LAK vs EDM vs Educational Research

Re: LAK vs EDM vs Educational Research

by Apostolos Koutropoulos -
Number of replies: 1
It's an interesting question indeed!

I think that the underlying methods/tools that are used in EDM and LAK are probably similar. You develop models, programs and queries to mine through a large corpus of data to get some result.

I think that where EDM and LAK are different is the intended audience of the data output. It seem to me that LAK is geared toward the educator and the team that the educator works with (principally instructional designers and educational specialists I'd say). LAK seems more classroom oriented.

EDM on the other hand seems more like understanding students at the macro level (how they take courses, in what sequence, which courses are generally taken together, etc). I'd say that EDM is more like the Google Latitude of learning analytics
In reply to Apostolos Koutropoulos

Re: LAK vs EDM vs Educational Research

by Ryan Baker -
One surprising thing across these comments (to me) is the claim that EDM is about understanding students at the macro level, and looks at assessment data rather than transaction-level data. I'd say that the opposite is true of most (80%, say?) EDM research. EDM research is typically quite micro (as with the models of gaming the system and off-task behavior I talked about), and all about fine-grained data.

However, I definitely agree that EDM's focus has not historically been on the educator. It has been on the curriculum developer, and the learning scientist. There are definitely exceptions (like Neil Heffernan's work). So that is a potential difference on focus.

As for whether EDM and LAK should be the same community (a comment I saw in another post).
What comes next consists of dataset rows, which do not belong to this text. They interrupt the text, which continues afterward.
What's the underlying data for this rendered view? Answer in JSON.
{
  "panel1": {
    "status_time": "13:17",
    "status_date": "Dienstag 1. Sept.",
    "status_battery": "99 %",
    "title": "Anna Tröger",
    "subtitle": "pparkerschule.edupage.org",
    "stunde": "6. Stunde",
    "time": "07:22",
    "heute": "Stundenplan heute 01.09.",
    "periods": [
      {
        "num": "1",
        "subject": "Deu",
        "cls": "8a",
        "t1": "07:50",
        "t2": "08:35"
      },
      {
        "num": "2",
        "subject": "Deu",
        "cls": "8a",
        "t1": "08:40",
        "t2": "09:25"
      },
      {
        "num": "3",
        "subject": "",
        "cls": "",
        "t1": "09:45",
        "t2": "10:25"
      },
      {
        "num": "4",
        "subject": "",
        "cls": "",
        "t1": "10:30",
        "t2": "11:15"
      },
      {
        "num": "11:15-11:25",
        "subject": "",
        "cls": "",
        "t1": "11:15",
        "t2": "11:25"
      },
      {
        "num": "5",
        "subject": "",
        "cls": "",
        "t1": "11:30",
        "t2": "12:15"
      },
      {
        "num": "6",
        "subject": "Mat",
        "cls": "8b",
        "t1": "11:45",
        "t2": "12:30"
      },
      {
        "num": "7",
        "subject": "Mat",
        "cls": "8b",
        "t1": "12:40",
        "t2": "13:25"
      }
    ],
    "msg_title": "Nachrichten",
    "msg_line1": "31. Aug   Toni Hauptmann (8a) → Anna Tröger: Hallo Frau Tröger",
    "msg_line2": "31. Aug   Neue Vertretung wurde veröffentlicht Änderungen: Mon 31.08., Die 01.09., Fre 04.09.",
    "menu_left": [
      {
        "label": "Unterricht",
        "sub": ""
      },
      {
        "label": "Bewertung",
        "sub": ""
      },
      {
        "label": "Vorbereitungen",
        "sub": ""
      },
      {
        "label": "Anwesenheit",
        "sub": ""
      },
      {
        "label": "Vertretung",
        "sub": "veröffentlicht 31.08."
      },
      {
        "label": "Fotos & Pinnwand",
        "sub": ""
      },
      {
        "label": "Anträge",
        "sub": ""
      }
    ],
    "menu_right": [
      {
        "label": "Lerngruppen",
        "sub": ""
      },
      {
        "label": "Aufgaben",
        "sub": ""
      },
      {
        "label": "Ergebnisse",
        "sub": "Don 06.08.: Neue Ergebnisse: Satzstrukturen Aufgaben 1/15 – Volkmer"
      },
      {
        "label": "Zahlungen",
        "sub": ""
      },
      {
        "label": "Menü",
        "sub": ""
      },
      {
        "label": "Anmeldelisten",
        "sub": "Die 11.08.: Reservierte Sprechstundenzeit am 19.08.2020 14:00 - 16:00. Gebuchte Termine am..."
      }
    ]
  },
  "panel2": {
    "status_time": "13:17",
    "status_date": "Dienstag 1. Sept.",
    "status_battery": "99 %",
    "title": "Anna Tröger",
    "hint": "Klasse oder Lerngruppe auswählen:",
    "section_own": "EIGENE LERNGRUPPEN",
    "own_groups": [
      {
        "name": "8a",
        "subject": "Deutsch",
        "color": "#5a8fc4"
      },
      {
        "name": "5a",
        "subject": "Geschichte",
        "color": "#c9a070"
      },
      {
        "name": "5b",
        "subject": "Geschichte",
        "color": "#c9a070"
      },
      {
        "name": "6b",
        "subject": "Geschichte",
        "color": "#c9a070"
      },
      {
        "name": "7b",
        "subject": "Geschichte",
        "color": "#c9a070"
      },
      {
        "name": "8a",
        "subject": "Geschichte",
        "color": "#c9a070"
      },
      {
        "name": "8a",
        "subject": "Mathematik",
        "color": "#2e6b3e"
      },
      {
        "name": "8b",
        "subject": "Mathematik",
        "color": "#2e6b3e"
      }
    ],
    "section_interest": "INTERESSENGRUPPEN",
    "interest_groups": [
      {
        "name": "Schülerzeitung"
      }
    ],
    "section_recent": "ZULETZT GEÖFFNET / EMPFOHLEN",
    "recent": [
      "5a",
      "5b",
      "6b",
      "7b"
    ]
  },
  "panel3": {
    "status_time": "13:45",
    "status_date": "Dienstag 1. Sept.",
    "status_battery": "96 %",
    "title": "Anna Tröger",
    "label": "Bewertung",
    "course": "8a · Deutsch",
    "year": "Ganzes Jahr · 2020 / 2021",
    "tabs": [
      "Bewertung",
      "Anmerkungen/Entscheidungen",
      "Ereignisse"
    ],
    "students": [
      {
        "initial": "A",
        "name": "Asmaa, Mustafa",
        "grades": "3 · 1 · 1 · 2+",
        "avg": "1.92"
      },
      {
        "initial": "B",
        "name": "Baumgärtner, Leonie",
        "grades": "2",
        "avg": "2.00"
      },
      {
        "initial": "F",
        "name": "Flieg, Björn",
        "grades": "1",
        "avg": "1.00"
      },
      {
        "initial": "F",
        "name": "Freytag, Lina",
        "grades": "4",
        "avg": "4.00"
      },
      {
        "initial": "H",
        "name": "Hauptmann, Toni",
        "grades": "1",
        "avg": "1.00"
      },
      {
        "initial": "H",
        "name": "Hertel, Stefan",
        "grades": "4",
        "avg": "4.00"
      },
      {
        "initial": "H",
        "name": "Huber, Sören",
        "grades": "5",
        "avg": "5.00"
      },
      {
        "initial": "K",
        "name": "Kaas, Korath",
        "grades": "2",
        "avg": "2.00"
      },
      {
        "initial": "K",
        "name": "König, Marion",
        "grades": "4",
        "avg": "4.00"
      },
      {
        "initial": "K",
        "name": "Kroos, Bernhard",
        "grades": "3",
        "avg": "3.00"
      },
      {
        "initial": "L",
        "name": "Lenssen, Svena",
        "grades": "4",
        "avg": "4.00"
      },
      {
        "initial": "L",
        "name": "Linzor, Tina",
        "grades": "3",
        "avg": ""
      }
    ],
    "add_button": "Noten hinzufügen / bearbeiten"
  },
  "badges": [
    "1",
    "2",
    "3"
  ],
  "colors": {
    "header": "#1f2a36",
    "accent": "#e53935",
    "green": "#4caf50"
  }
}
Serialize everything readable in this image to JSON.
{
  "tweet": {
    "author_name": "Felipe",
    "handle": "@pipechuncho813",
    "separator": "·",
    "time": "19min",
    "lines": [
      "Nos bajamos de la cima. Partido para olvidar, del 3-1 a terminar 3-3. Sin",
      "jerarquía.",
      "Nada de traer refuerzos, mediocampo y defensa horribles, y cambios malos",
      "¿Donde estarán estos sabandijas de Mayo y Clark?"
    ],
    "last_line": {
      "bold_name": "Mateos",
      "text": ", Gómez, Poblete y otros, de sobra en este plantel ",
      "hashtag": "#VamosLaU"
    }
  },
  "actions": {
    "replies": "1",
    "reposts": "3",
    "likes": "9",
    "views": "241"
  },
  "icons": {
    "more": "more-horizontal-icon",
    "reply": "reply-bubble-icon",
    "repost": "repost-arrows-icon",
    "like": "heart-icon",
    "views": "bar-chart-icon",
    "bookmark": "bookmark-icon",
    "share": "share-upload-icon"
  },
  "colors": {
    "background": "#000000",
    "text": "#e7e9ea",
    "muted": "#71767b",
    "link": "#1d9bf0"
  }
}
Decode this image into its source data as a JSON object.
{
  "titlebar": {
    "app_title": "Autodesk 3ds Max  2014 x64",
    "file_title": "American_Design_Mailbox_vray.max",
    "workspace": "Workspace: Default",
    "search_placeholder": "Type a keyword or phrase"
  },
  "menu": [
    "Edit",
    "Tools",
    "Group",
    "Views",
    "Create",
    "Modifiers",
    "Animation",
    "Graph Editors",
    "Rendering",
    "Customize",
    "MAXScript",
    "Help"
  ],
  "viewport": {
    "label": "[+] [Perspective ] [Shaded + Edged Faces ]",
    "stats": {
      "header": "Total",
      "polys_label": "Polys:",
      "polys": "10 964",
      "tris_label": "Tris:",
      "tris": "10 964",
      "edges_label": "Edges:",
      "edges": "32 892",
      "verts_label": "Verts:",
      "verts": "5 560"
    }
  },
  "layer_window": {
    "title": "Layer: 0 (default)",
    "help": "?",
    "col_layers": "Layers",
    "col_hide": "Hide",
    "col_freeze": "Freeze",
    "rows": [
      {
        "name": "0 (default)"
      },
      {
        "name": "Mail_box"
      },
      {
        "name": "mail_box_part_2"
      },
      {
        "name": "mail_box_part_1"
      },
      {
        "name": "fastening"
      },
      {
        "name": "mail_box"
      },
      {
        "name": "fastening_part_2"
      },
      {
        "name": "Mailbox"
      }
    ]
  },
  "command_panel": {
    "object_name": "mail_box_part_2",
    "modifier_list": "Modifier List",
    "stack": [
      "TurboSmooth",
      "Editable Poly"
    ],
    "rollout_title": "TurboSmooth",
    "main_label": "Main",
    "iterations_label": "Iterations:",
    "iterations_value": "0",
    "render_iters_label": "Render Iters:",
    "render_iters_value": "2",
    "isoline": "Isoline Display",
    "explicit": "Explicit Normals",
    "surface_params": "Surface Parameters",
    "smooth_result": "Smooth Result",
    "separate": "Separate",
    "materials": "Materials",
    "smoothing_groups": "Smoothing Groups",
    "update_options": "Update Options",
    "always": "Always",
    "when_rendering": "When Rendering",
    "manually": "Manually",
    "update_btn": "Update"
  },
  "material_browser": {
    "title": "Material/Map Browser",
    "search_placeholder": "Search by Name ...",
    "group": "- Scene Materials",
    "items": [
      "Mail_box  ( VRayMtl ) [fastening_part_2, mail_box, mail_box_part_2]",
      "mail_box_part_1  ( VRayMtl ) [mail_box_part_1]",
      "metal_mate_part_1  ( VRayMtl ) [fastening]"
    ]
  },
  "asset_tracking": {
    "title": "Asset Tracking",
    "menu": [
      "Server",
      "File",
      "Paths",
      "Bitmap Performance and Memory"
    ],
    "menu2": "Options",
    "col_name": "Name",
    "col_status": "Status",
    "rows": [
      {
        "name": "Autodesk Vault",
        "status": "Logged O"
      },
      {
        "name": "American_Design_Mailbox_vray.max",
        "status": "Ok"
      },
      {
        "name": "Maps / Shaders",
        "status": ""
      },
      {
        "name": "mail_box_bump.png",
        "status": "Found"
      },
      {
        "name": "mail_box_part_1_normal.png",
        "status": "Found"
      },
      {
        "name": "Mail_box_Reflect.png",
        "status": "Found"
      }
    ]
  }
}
I think that they two communities have emerged separately -- so far -- for plausible reasons (different backgrounds of researchers and different focuses, despite different purviews). I do think there's value in multiple venues -- conferences, journals -- for different perspectives to emerge. I think education research is plenty big for both communities, especially with all of the potential coming out of "big data" in education.